A few Saturdays ago, a charming teacher asked Katherine Palmer, 64, on a date at a local tavern. After a year of staying six feet apart from others, meeting up outside and wearing face masks, spending time with someone in person made her nervous at first. However, as she she started to relax into the date, she began to realize something else: they were hitting it off. Now that she’s fully vaccinated, she says, she’s ready to put her worries aside and put herself out there.
Palmer says the pandemic made her recognize that, when it comes to finding love again, there’s no time to waste. “When your husband dies, you realize life is short,” she says. “That part was definitely missing: to have somebody by your side during a pandemic that you could talk to and, you know, tell them, ‘I’m afraid about what happened today,’ and they would console you. I missed all that with my husband not being here…So maybe I want another one.”
Pandemic-era dating has been hard for pretty much everyone, but it’s been a particular challenge for older people, who are at higher risk of severe COVID-19. Many older people have changed their lifestyles accordingly over the past year—people over 60 were the most likely to practice measures that limit the spread of the virus, including physical distancing, avoiding crowds and canceling social activities, according to an Oct. 2020 survey from the U.S. Centers for Disease Control and Prevention.
When vaccines became available in the U.S. starting late last year, older residents were among the first allowed to join the line, and, broadly speaking, they jumped at the opportunity. They’re now more likely than younger people to have at least partial protection; as of April 26, more than 80% of U.S. residents over 65 were at least partially vaccinated, compared to just 32.5% of people between 18 to 29. And vaccination has enabled many older people who have spent the year in relative isolation for fear of contracting the virus to throw themselves back into a fulfilling social life—including dating.
Palmer, who received her second vaccine in early April, says her social calendar is already full again. However, she may not be playing the field for as long as she expected: the teacher impressed her with his bluntness, fun-loving spirit, and respect her and caution towards COVID-19. As their first date was going well, he turned to her and said, “Full disclosure: I had COVID in July.”
“Oh, really?” she responded.
“And I was vaccinated. And you are vaccinated,” he continued. “So, can I kiss you tonight?”
“Okay, I see where this is going now. Yes, you can,” she said. (They did). Even then, she admits, it all felt strange. During the pandemic, she says, “you don’t kiss people, you don’t touch people. You know, it’s just so weird to have the shot and now have that freedom.”
For some older singles, like Marianne Mohr, who’s in her 60s, the pandemic has become a useful way to gauge whether a prospective date is a good match. If someone she connects with online suggests they haven’t taken COVID-19 seriously, Mohr doesn’t bother meeting up with them regardless of their vaccination status, because it’s a sign that they don’t share her values. The pandemic “made me be more discerning,” says Mohr.

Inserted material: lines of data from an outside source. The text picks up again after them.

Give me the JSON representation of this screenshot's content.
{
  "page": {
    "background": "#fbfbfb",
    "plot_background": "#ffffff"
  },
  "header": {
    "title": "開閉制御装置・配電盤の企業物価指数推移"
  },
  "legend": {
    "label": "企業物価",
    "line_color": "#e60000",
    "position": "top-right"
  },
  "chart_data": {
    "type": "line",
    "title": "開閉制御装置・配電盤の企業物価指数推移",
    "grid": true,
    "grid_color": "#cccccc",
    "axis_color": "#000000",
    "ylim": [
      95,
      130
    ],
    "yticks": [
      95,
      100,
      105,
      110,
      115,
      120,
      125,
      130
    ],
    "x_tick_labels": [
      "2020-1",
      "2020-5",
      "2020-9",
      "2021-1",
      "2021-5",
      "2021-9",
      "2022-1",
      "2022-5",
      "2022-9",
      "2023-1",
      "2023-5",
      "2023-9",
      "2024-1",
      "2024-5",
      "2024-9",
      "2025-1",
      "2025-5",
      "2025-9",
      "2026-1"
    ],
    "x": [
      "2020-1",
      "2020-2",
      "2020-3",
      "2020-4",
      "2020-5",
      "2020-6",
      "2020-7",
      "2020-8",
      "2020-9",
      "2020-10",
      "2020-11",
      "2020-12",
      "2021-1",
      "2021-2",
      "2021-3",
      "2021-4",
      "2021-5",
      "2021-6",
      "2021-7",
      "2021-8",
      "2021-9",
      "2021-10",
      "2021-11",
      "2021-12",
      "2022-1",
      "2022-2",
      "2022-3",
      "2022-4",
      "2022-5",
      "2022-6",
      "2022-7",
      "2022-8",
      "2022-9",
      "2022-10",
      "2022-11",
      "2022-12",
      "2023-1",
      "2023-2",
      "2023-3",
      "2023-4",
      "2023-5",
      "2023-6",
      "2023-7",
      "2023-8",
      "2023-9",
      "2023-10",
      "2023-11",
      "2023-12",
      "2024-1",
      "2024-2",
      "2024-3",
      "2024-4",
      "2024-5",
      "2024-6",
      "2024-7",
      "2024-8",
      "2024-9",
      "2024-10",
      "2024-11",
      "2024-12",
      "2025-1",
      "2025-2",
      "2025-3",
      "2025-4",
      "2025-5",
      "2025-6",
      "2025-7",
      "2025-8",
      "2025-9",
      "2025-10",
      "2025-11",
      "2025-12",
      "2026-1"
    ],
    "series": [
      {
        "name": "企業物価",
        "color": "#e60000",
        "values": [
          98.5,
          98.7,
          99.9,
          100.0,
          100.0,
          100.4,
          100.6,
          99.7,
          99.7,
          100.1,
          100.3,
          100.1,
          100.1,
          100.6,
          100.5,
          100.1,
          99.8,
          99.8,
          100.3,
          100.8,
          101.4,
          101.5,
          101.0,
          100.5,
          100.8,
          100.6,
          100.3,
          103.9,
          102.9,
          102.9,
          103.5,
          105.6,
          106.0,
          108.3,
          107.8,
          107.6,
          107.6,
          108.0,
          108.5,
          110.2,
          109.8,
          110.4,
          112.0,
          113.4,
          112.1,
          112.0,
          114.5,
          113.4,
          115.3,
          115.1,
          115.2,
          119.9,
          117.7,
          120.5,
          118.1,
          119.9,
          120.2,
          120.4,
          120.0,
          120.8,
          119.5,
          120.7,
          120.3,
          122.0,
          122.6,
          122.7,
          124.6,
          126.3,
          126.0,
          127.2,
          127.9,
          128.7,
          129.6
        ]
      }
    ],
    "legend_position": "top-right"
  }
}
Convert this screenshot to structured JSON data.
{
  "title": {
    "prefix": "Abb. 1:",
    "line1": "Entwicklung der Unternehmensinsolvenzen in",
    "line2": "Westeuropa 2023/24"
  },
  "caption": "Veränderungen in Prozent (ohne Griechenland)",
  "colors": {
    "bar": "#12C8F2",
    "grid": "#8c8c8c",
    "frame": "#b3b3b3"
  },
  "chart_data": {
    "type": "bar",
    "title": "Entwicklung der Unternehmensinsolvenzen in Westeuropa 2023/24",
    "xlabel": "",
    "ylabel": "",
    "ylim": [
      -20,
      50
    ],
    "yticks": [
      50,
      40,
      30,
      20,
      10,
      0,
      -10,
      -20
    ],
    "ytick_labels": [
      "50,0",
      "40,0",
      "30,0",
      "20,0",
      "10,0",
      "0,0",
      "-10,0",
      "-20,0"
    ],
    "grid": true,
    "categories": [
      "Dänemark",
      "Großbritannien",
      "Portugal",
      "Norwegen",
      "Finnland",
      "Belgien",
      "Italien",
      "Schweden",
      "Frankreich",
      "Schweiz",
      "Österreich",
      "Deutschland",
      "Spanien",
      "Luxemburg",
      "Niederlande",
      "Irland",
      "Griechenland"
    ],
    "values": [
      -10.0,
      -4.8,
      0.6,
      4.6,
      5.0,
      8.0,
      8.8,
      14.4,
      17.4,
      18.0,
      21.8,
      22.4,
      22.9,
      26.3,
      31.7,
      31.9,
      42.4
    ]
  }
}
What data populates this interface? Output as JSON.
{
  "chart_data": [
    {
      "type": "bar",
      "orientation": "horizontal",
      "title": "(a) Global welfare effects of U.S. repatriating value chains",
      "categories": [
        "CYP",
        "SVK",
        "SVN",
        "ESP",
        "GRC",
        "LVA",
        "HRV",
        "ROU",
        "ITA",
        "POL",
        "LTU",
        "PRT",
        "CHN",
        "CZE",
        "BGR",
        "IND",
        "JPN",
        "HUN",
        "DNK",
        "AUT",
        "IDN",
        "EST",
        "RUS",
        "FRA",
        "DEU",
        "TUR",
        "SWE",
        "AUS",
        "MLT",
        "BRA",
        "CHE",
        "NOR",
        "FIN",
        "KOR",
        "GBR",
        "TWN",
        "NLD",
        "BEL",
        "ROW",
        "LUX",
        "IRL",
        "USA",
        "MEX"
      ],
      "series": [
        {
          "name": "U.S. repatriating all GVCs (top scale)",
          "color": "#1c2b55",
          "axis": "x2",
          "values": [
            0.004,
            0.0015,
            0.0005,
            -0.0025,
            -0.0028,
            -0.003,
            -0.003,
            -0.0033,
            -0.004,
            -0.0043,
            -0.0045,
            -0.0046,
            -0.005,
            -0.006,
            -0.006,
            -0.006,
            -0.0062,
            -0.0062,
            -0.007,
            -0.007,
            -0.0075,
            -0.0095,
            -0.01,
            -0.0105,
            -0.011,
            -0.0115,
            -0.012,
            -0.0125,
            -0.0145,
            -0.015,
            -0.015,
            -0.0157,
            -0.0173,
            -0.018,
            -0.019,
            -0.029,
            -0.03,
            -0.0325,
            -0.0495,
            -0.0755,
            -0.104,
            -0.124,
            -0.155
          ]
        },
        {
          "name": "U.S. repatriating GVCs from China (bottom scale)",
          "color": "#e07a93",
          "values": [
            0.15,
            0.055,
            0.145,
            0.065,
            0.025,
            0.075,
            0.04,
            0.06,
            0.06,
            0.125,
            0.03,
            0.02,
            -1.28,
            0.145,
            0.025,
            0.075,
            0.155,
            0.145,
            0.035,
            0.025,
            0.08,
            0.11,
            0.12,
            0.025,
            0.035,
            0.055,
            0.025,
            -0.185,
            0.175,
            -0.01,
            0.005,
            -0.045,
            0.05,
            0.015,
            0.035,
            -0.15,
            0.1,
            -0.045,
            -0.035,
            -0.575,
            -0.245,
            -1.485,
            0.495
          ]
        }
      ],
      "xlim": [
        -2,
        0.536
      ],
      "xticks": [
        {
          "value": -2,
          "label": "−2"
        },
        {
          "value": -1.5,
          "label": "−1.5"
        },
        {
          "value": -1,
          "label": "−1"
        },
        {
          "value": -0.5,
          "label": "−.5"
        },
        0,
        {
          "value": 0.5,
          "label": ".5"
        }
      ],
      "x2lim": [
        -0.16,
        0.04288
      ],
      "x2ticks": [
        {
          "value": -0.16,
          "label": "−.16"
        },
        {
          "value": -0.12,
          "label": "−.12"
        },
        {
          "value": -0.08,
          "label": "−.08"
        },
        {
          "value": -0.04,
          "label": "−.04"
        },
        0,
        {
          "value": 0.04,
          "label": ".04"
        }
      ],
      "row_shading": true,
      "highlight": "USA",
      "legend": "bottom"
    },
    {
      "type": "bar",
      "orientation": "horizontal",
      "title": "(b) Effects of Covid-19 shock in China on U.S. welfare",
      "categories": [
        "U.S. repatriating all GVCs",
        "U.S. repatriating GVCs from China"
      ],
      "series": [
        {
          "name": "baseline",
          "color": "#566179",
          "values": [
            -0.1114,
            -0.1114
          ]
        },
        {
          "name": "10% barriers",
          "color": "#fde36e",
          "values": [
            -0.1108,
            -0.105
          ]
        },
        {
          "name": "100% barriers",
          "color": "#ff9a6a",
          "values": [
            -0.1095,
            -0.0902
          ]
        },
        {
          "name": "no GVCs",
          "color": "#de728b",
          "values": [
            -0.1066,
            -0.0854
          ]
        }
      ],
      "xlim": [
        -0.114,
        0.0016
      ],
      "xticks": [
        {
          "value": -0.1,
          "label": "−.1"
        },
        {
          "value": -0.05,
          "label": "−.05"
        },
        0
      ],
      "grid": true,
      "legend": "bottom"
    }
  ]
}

Todd Omohundro, 60, says that as a very outgoing person, things in life used to “fall into [his] lap.” During the pandemic, however—and after a difficult shoulder surgery in November—he found himself getting increasingly lonely and depressed. As he recovered, he decided to take dating more seriously, even hiring a matchmaker. He says that he’s found even more confidence now that he’s vaccinated.
“Honestly, it was part loneliness, part desperation,” says Omohundro. “We’ve all heard those amazing stories of people passing on all over the world, isolated from any loved ones at all. And wow, you know, that iconic image we have of being at the very end of our life and being surrounded by loved ones, and you know, the family dog. I don’t want to die from COVID by myself.”
Ann Maas, 63, says that since mass vaccination began, she’s seen a growing interest in dating through her business taking people’s photos for their online dating profiles. It’s nice, she says, to see people get themselves cleaned up to get back out there. “The COVID beard and COVID extra weight does not help these men,” says Maas. “And so many women have these huge chunks of gray and colored hair. And so so many people need to get fixed up and be able to go back to their hairdressers before they go dating again. You know, so it’s not just the dating, it’s the prep for dating.”
- Evan Angelastro for TIMEJim Byrne poses for a portrait with his scooter outside of his home in Connecticut.
Many older single people, including 82-year-old Jim Byrne of Connecticut, are optimistic that it will be easier to meet people now that people are getting vaccinated and the gloom of the pandemic is starting to lift. Byrne says he’s happy to see that people are going out more, and as an actor, he’s looking forward to meeting new people once the local community theater scene gets going again. He says he’d love to meet a woman who likes to have fun—and maybe take a ride with him around Connecticut on his scooter.
“At my age, et cetera, I’m not looking for anything serious-serious, you know, like proposing to a woman and getting married. I’m not interested in that at all. Most people my age are not looking for a long-term mate. They’re just hoping to stay alive long enough to have a little enjoyment,” says Byrne. “But you know, a good friend that you can go out and enjoy life with and have fun and, you know, be a little romantic. I’m a sentimental slob.”